There are no curative options in patients with unresectable metastases from colorectal cancer (mCRC), but treatment with systemic chemotherapy improves overall survival (OS).1 Therapeutic options currently available rely on three cytotoxic chemotherapies, fluoropyrimidine, oxaliplatin, and irinotecan, associated with targeted-therapy anti–epidermal growth factor receptor (EGFR) or anti–vascular endothelial growth factor (VEGF). The 5-year OS in patients who are diagnosed with unresectable distant metastases ranges between 10 and 20 %.24 In contrast, when metastases can be surgically removed, 5-year OS increases to 20–50 %.5 Recent clinical studies suggest that survival continues to improve with the routine addition of targeted therapies.68 For instance, phase III trials have shown that adding bevacizumab to first- or second-line chemotherapy may modestly but significantly improve mCRC patient survival. Moreover, the continued use of bevacizumab beyond disease progression leads to a significant improvement in OS and progression-free survival compared with postprogression chemotherapy alone.6,811 The association between survival improvement and bevacizumab addition to routine chemotherapy regimens has been also confirmed in large populations of patients with mCRC in prospective cohorts in the context of general oncology practice.12,13 Consequently, VEGF inhibition has become an attractive therapeutic target in patients with mCRC; however, there is no current predictive biomarker for the efficacy and the clinical benefit of bevacizumab in terms of survival improvement in mCRC patients. This becomes an important goal for clinical trial design and should permit their more rational use in patients with mCRC.

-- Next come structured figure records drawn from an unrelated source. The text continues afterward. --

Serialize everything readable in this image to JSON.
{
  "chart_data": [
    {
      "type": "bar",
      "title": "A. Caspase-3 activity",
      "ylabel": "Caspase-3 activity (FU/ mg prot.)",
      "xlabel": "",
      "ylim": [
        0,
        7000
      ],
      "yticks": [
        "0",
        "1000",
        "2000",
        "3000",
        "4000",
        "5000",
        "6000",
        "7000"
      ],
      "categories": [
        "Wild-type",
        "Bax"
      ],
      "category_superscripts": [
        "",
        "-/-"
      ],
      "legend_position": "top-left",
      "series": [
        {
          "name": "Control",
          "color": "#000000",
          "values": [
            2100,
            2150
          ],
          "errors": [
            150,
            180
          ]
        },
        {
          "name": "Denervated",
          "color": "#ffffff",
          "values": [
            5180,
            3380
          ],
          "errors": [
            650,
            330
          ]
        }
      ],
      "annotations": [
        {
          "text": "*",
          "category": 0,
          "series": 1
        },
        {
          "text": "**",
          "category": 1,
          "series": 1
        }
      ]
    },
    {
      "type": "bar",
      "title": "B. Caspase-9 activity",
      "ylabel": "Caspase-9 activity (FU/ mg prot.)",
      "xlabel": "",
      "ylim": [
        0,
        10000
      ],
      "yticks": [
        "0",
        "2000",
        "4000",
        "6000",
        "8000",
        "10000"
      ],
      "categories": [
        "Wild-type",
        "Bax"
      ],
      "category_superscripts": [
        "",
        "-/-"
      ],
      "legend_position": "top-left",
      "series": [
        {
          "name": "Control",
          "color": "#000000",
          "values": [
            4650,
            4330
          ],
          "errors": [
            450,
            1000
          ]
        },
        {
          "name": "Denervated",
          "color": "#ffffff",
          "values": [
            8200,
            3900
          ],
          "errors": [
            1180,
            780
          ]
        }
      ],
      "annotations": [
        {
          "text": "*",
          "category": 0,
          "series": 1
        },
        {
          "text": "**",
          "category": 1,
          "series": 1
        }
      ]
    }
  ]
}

Recent preclinical data have demonstrated that molecular mechanisms involved in neoangiogenesis are different in the primary tumor compared to distant metastases.14 Furthermore, in nonresected primary tumor animal models, angiogenesis inhibitors targeting the VEGF pathway demonstrated antitumor effects but concomitantly elicited more invasive or metastatic behavior.15

Thus, these data led us to hypothesize that the presence of primary tumor may negatively affect the efficacy of anti-VEGF targeted therapy, leading to lower clinical efficacy. To answer this question, we designed a retrospective clinical study to assess whether the resection of the primary tumor before starting chemotherapy could be associated with patient outcome in mCRC patients receiving chemotherapy with or without bevacizumab.

Patients and Methods

Patients

From January 2001 to December 2011, 409 consecutive patients with histologically proven metastatic colorectal adenocarcinoma received first-line chemotherapy treatment at the Georges-François Leclerc Cancer Center (Dijon, France) and were prospectively recorded in an institutional clinical database, which made them eligible for this retrospective study. As first- or second-line treatment, 233 patients were provided chemotherapy plus bevacizumab (bevacizumab group), while 176 patients received chemotherapy alone without bevacizumab (chemotherapy-alone group). Forty-three patients were included in clinical trials for first- or second-line chemotherapy for metastatic disease involving the use of bevacizumab or cetuximab. This mCRC patient cohort constituted the study cohort. The results obtained for this cohort were validated in an independent validation cohort of 328 consecutive mCRC patients who were treated at Besancon University Hospital from 1997 to 2009.

This retrospective study was approved by our Institutional Review Board, and all data were anonymized. Patients received bevacizumab plus fluoropyrimidine-based chemotherapy (chosen at the clinician’s discretion: single-agent fluoropyrimidine or fluoropyrimidine plus oxaliplatin or irinotecan) until disease progression. The bevacizumab dose was 5 mg/kg every 2 weeks (5-fluorouracil-based regimens) or 7.5 mg/kg every 3 weeks (capecitabine-based regimens). Bevacizumab was administered intravenously, initially over 90 min. If the first infusion was well tolerated, the second was delivered over 60 min; if the 60-min infusion was well tolerated, all subsequent infusions were delivered over 30 min.

Statistical Analysis

All patients were followed up until death or the date of the end of the study (December 31, 2011). The primary end point was OS, which was defined as the interval between date of first dose of chemotherapy and date of death as reported on medical record or December 31, 2011, whichever occurred first. Survivors were censored at last follow-up.

Median follow-up with its 95 % confidence interval (CI) was calculated by the reverse Kaplan-Meier method. The association between the treatment groups (bevacizumab or chemotherapy alone) and other patient and disease characteristics were examined by the Chi-square test and Fisher’s exact probability test, or the Mann–Whitney test if required.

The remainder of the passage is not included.